Not to mention the fact that this section comprises an important and large chunk of the vote-bank for any political party. With elections round the corner, the Modi government could not have ignored the middle class --even though what has been offered is a sort of mirage.

In fact, Goyal’s speech was more a laying down of the BJP’s election manifesto rather than a Budget speech. A quick analysis of the Budget speech by Goyal reveals that he tried not to commit the same mistakes as his predecessor. On Budget day last year, Arun Jaitley had used the word ‘farmer’ 27 times and the word ‘agriculture’ 29 times. The country’s poor too had got a mention 21 times but the salaried, people who diligently pay taxes, were referred to just seven times. The Budget last year had been panned by the middle class as being insensitive to their travails.

But this time, Goyal not only used the phrase ‘middle class’ 14 times in his speech and the word ‘taxpayer’ 11 times, he also announced this proposal to exempt those whose total taxable earning was up to Rs 5 lakh in a year from paying any income tax at all.

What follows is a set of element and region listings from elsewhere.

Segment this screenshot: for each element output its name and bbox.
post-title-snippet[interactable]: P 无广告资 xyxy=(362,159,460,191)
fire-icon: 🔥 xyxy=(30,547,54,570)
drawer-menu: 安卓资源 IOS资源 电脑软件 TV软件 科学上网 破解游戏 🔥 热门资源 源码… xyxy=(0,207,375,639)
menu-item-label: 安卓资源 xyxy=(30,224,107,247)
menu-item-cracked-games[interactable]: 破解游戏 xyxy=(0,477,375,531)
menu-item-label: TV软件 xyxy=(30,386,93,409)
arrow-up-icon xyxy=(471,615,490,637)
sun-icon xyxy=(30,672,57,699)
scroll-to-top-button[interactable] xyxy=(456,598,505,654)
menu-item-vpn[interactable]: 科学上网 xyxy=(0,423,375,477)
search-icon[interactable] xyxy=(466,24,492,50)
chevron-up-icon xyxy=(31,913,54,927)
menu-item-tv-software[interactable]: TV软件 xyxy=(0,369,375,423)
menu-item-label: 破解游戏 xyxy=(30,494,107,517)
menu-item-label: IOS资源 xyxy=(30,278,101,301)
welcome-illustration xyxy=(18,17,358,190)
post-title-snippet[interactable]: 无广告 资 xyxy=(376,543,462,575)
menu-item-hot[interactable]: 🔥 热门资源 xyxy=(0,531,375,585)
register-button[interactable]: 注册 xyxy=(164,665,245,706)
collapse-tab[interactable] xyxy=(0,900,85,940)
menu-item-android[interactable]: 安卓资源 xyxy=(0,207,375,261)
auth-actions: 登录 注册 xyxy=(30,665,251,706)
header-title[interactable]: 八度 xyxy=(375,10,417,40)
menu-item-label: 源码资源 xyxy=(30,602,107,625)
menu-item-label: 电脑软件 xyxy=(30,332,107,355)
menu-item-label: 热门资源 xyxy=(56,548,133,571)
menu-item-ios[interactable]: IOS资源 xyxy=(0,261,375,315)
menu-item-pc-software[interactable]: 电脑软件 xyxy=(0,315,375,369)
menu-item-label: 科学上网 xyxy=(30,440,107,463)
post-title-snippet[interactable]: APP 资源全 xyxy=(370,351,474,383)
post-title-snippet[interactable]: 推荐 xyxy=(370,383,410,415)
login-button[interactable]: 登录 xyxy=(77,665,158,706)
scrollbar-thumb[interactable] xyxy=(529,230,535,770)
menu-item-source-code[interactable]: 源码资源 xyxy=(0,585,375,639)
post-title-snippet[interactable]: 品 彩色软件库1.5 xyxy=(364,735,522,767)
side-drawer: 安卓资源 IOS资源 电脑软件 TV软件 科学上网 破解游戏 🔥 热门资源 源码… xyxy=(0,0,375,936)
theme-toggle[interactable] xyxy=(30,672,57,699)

Goyal waxed eloquent about the taxpayers and the enormous help they provide in the government’s efforts to reach welfare schemes to the poor and the marginalised. Only, less than six crore people paid taxes last year from the almost 130 crore population of this country. That’s about 5.3% or just about every 20th Indian. Perhaps more than catering to middle class aspirations, the government needs to worry about expanding the tax payers’ base. It claims to have doubled this base since 2014 to 6.35 crore tax payers.